The important thing to remember is you are not a bad mother if you need some time for yourself. Create in yourself a place of peace that will radiate outward and demand balance within the household. It will take time and adjustment, but it is possible. Take break to show that you know how to love yourself.

Your children are watching. 

Give Yourself A Chance

I was reflecting today on a conversation with a young woman I was mentoring about building her business, I’ll call her Lynn. She was so focused on going through a “life reset” post a recent turbulent transition that she would not give herself a chance to grow as a person and a professional.  One day I said to her ‘You walk around with this chip on your shoulder saying you survived, but what does that mean for your business?’ Since our conversation Lynn has grown in her business and appreciated the process. However it made me think about how much we press the “dress for the job you want” mentality instead of enjoying the process. When my mentee was telling me about what she wanted to accomplish, the plan was rushed, not thought out and she wanted to be the best instead of one of the best, which would’ve allowed the flexibility for growth. Instead of cultivating knowledge learned from mentors, mistakes, and risks she wanted to work tirelessly for the glory now. Which she did. It wore her out and she did not achieve the goal she was seeking. At this point she had given up because she wasn’t making six figures by a certain age.

It was initially hard to understand why she was giving up. But then the realization hit me that she was not giving up, she was upset that she had to start over again. She had worked, stressed, and dressed for the job she wanted without enough substance behind her experience that would have propelled her into the roll she wanted. Lynn needed time to give herself a chance and not sulk about on her lack of desired accomplishments.  In one of my mentoring sessions I suggested that Lynn read The Alchemist. I love this book because it is a look at the wisdom behind taking a chance and going through a process for your “treasure”.  And just like the boy mentioned in the book, Lynn had many stopping points that forced her to grow mentally, emotionally, spiritually, and in skill to achieve her ultimate goal.

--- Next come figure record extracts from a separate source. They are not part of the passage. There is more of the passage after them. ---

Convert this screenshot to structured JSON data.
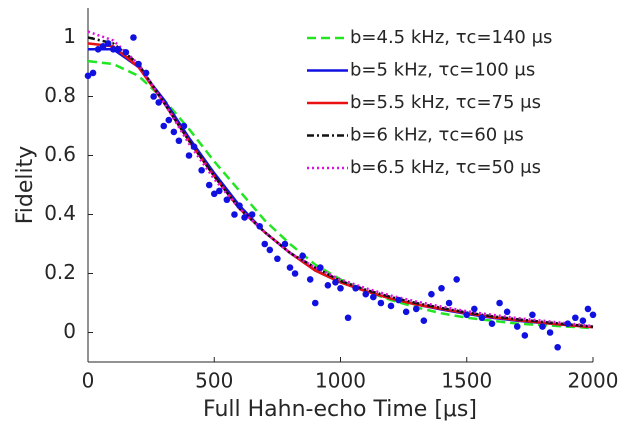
{
  "chart_data": {
    "type": "line",
    "xlabel": "Full Hahn-echo Time [μs]",
    "ylabel": "Fidelity",
    "xlim": [
      0,
      2000
    ],
    "ylim": [
      -0.1,
      1.1
    ],
    "xticks": [
      0,
      500,
      1000,
      1500,
      2000
    ],
    "yticks": [
      0,
      0.2,
      0.4,
      0.6,
      0.8,
      1
    ],
    "legend": "upper right",
    "x": [
      0,
      100,
      200,
      300,
      400,
      500,
      600,
      700,
      800,
      900,
      1000,
      1100,
      1200,
      1300,
      1400,
      1500,
      1600,
      1700,
      1800,
      1900,
      2000
    ],
    "series": [
      {
        "name": "b=4.5 kHz, τc=140 μs",
        "color": "#22e622",
        "dash": "dashed",
        "values": [
          0.92,
          0.91,
          0.87,
          0.79,
          0.69,
          0.58,
          0.48,
          0.38,
          0.3,
          0.23,
          0.18,
          0.14,
          0.11,
          0.085,
          0.065,
          0.05,
          0.04,
          0.03,
          0.025,
          0.02,
          0.015
        ]
      },
      {
        "name": "b=5 kHz, τc=100 μs",
        "color": "#1010e0",
        "dash": "solid",
        "values": [
          0.96,
          0.96,
          0.9,
          0.79,
          0.66,
          0.54,
          0.43,
          0.34,
          0.27,
          0.21,
          0.17,
          0.14,
          0.115,
          0.095,
          0.078,
          0.063,
          0.05,
          0.04,
          0.032,
          0.025,
          0.018
        ]
      },
      {
        "name": "b=5.5 kHz, τc=75 μs",
        "color": "#e81010",
        "dash": "solid",
        "values": [
          0.98,
          0.97,
          0.9,
          0.78,
          0.65,
          0.53,
          0.42,
          0.34,
          0.27,
          0.21,
          0.17,
          0.14,
          0.115,
          0.095,
          0.08,
          0.065,
          0.052,
          0.042,
          0.033,
          0.025,
          0.018
        ]
      },
      {
        "name": "b=6 kHz, τc=60 μs",
        "color": "#111111",
        "dash": "dashdot",
        "values": [
          1.0,
          0.98,
          0.91,
          0.78,
          0.65,
          0.53,
          0.42,
          0.34,
          0.27,
          0.22,
          0.175,
          0.145,
          0.12,
          0.1,
          0.083,
          0.068,
          0.055,
          0.045,
          0.036,
          0.028,
          0.02
        ]
      },
      {
        "name": "b=6.5 kHz, τc=50 μs",
        "color": "#e010e0",
        "dash": "dotted",
        "values": [
          1.02,
          0.99,
          0.91,
          0.78,
          0.64,
          0.52,
          0.42,
          0.34,
          0.27,
          0.22,
          0.18,
          0.15,
          0.125,
          0.105,
          0.088,
          0.072,
          0.06,
          0.049,
          0.04,
          0.031,
          0.022
        ]
      }
    ],
    "points": {
      "type": "scatter",
      "color": "#1010e0",
      "x": [
        0,
        20,
        40,
        60,
        80,
        100,
        120,
        150,
        180,
        200,
        230,
        260,
        280,
        300,
        320,
        340,
        360,
        380,
        400,
        420,
        450,
        480,
        500,
        520,
        550,
        580,
        600,
        620,
        650,
        680,
        700,
        720,
        750,
        780,
        800,
        820,
        850,
        880,
        900,
        920,
        950,
        980,
        1000,
        1030,
        1060,
        1100,
        1130,
        1160,
        1200,
        1230,
        1260,
        1300,
        1330,
        1360,
        1400,
        1430,
        1460,
        1500,
        1530,
        1560,
        1600,
        1630,
        1660,
        1700,
        1730,
        1760,
        1800,
        1830,
        1860,
        1900,
        1930,
        1960,
        1980,
        2000
      ],
      "y": [
        0.87,
        0.88,
        0.96,
        0.97,
        0.98,
        0.96,
        0.96,
        0.95,
        1.0,
        0.91,
        0.88,
        0.8,
        0.78,
        0.7,
        0.72,
        0.68,
        0.65,
        0.7,
        0.6,
        0.63,
        0.55,
        0.5,
        0.47,
        0.48,
        0.45,
        0.4,
        0.43,
        0.39,
        0.4,
        0.36,
        0.3,
        0.28,
        0.25,
        0.3,
        0.22,
        0.2,
        0.26,
        0.18,
        0.1,
        0.22,
        0.16,
        0.17,
        0.15,
        0.05,
        0.15,
        0.13,
        0.12,
        0.1,
        0.09,
        0.11,
        0.07,
        0.08,
        0.04,
        0.13,
        0.15,
        0.1,
        0.18,
        0.06,
        0.08,
        0.05,
        0.03,
        0.1,
        0.07,
        0.02,
        -0.01,
        0.06,
        0.02,
        0.0,
        -0.05,
        0.03,
        0.05,
        0.04,
        0.08,
        0.06
      ]
    }
  }
}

We get these ideas in our heads that we will be exceptional, and we respectively will. The distraction is in the anxiety of it not happening fast enough. When your mind is not lined up with how a process will work to achieve your goal, there will be missteps that force you to start over or reevaluate. This is not a bad thing, because we need to learn from mistakes.  However it can cause you to be disheartened on an emotional and spiritual level and that distraction in addition to the initial distraction of rushing, will derail you completely. Lynn had to, as the church folk may say, have a conversation with herself and say “Self! What do you want?”. When she finally had that conversation and chose what she wanted in general for her career,  for her wealth, and for her family all of the little steps that lead to bigger steps have been moving her forward in her business. She had to give herself a chance to get balanced so that she could walk the path to her desired glory.

Do not do yourself the disservice of not allowing the different components (mind, soul, and skill) of who you are to align with each other and lose your “treasure”.  Give yourself a chance to develop and be humble enough to know that you will make mistakes and learn from them. The process is long, it is rough, and your “components” will collide. Take care of each of them and watch how they will intertwine together to conspire in helping you to achieve what you want.  Lynn is still building and giving herself a chance to get it right, you can do it too.